Single-molecule fluorescence in situ hybridization (smFISH) of RNA is most often used to visualize RNAs in fixed cells (Femino et al., 1998; Raj et al., 2008). Some studies have used 5-ethynyl uridine (EU) (Sirri et al., 2016) or bromouridine (BrU) (Koberna et al., 2002) to track the dynamic changes of total RNAs in time-lapse experiments. However, in living cells,conventional FISH techniques are not suitable, owing to the inability to wash away unbound probes coupled with probe instability, leading to the inability to visualize and track single RNA species.
The 5 main steps of smFISH: A. Probe Design and Synthesis, B. Live Cell Culture, C. Hybridization, D. Image Acquisition, E. Data Analysis.

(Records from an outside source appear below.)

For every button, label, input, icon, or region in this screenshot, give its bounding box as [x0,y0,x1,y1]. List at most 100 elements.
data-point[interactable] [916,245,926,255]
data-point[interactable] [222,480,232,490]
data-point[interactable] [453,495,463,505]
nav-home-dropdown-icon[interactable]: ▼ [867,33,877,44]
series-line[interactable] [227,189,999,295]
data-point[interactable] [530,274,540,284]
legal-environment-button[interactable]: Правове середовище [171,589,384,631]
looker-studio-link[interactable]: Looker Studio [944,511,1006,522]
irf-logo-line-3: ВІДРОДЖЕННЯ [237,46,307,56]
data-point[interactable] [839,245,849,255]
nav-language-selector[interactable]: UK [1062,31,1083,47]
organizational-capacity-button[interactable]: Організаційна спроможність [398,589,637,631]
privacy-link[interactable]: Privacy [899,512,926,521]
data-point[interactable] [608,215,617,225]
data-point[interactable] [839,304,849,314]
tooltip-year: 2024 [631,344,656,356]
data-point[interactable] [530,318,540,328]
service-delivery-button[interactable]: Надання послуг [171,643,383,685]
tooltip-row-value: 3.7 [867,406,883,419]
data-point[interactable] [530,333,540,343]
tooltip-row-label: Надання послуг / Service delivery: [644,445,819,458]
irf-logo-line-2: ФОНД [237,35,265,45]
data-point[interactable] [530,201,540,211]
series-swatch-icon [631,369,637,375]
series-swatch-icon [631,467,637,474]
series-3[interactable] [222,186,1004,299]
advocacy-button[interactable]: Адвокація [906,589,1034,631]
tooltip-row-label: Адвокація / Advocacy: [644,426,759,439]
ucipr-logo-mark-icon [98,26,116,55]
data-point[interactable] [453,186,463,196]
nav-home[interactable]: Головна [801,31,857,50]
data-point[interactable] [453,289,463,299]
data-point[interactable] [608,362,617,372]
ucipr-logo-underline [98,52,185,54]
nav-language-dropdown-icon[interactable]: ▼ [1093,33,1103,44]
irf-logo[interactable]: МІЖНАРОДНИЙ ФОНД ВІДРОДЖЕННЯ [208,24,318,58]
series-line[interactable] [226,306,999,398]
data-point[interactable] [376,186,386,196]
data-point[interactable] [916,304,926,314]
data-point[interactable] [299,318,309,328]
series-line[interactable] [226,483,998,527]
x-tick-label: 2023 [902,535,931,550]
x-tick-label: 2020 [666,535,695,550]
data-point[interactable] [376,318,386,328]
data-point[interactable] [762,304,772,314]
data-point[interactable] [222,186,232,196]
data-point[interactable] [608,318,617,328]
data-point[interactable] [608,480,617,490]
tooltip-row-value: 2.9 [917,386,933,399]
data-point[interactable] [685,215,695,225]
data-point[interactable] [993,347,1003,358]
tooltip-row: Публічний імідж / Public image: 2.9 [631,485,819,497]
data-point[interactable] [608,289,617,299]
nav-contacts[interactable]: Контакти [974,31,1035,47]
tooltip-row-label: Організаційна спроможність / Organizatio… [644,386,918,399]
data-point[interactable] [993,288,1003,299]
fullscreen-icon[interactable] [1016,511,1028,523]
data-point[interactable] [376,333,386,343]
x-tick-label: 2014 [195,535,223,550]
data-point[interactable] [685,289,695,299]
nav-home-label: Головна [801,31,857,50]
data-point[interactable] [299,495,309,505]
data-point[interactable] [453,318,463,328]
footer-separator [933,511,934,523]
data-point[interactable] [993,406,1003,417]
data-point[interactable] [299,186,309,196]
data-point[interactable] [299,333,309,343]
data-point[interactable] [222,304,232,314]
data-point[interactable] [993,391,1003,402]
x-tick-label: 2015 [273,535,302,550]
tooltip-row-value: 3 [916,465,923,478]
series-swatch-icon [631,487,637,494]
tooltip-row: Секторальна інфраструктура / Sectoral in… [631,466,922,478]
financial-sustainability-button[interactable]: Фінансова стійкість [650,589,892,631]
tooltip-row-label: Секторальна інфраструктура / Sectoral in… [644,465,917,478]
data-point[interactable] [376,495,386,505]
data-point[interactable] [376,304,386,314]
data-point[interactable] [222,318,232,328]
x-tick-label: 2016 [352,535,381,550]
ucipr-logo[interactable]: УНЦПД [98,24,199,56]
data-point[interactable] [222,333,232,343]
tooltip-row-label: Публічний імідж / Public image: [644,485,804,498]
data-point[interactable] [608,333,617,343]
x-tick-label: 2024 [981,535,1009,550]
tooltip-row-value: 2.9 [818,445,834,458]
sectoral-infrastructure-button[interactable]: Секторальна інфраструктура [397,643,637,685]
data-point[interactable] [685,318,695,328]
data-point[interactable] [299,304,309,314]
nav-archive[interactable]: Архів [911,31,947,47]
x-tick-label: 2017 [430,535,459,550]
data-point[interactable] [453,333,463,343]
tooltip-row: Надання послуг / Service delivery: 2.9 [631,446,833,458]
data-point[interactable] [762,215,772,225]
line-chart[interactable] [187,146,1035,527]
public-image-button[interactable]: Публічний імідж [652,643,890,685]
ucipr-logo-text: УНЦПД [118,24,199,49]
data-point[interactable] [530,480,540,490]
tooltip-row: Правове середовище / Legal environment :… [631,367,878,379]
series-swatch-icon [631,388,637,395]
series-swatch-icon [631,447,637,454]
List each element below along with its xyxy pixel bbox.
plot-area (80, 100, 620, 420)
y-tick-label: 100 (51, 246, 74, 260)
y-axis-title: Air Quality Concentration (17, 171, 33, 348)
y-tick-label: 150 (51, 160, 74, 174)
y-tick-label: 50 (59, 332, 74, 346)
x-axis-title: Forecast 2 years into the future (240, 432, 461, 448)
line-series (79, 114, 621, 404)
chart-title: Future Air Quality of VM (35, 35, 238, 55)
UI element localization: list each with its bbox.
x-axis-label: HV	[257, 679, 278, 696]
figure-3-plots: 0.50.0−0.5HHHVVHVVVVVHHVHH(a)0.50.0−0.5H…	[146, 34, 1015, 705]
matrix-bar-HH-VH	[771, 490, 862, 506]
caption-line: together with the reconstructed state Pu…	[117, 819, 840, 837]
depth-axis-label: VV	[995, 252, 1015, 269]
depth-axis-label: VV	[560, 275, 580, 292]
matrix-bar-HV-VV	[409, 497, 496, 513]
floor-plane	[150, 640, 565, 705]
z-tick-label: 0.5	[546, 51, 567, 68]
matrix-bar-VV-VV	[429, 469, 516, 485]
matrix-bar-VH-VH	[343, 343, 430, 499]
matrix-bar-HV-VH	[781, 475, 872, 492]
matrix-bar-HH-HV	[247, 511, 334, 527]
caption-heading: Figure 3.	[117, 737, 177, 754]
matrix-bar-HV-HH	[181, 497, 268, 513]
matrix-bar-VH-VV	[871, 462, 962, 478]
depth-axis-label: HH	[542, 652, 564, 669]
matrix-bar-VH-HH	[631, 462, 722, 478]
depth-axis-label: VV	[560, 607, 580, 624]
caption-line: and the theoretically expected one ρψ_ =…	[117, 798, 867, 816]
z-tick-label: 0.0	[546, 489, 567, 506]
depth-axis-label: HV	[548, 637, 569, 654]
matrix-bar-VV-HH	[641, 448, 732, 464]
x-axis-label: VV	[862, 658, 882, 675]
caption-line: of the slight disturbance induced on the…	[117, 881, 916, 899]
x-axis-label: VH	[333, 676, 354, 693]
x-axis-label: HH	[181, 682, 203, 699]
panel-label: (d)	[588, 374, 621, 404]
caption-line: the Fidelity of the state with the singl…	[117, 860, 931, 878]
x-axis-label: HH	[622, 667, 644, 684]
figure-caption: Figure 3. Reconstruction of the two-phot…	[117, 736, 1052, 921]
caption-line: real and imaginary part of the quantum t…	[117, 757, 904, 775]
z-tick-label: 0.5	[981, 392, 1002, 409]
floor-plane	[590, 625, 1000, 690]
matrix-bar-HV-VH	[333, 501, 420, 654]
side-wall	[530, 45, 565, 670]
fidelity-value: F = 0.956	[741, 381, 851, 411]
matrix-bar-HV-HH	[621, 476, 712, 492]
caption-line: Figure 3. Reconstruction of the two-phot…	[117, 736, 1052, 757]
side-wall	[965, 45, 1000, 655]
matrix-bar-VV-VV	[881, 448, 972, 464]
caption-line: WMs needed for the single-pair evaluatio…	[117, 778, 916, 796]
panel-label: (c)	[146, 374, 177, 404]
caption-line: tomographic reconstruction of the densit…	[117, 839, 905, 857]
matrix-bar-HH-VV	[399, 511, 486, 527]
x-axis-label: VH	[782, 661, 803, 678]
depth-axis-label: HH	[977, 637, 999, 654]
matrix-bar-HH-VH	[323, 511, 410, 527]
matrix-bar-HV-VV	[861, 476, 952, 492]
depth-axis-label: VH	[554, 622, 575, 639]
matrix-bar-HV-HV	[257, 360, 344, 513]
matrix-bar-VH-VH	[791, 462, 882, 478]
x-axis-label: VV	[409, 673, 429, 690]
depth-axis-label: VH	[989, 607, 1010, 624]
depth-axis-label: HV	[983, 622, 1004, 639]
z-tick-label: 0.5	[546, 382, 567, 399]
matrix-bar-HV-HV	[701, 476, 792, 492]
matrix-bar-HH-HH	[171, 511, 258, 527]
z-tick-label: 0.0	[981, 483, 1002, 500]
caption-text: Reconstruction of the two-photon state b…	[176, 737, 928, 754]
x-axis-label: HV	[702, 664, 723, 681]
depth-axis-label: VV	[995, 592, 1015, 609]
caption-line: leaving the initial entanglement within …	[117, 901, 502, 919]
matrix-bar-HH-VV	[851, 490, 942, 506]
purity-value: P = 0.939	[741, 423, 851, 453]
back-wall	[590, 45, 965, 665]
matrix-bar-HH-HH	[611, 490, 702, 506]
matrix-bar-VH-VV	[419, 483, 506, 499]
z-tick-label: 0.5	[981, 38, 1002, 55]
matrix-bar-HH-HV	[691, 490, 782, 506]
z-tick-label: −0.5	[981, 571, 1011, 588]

Microscope: Standard wide-field inverted fluorescence microscope (eg, Olympus IX83).
Light source: A strong light source is critical for point detection. High-power multi-color laser light source and multi-mode fiber are introduced into the microscope EPI illumination light path, we recommend Lumencor's CELESTA .The CELESTA light engine delivers approximately 1 watt of output power at the distal end of a 1.5 mm dia optical fi ber from each of its 7 individually addressable multimode laser light sources.
Filter Sets: Three filters are required for each fluorescence channel, an excitation filter, a dichroic filter, and an emission filter. Filters should be selected based on the optical properties of the corresponding fluorophore used
Camera: Standard cooled sCMOS camera optimized for low-light imaging rather than speed (preferably with a pixel size of 11 microns or less; for example, from Teledyne Photometrics Prime BSI).
High numerical aperture (NA>1.5) 100x oil immersion objective (be sure to check transmission properties when using far-red dyes such as Cy5 or Cy5.5).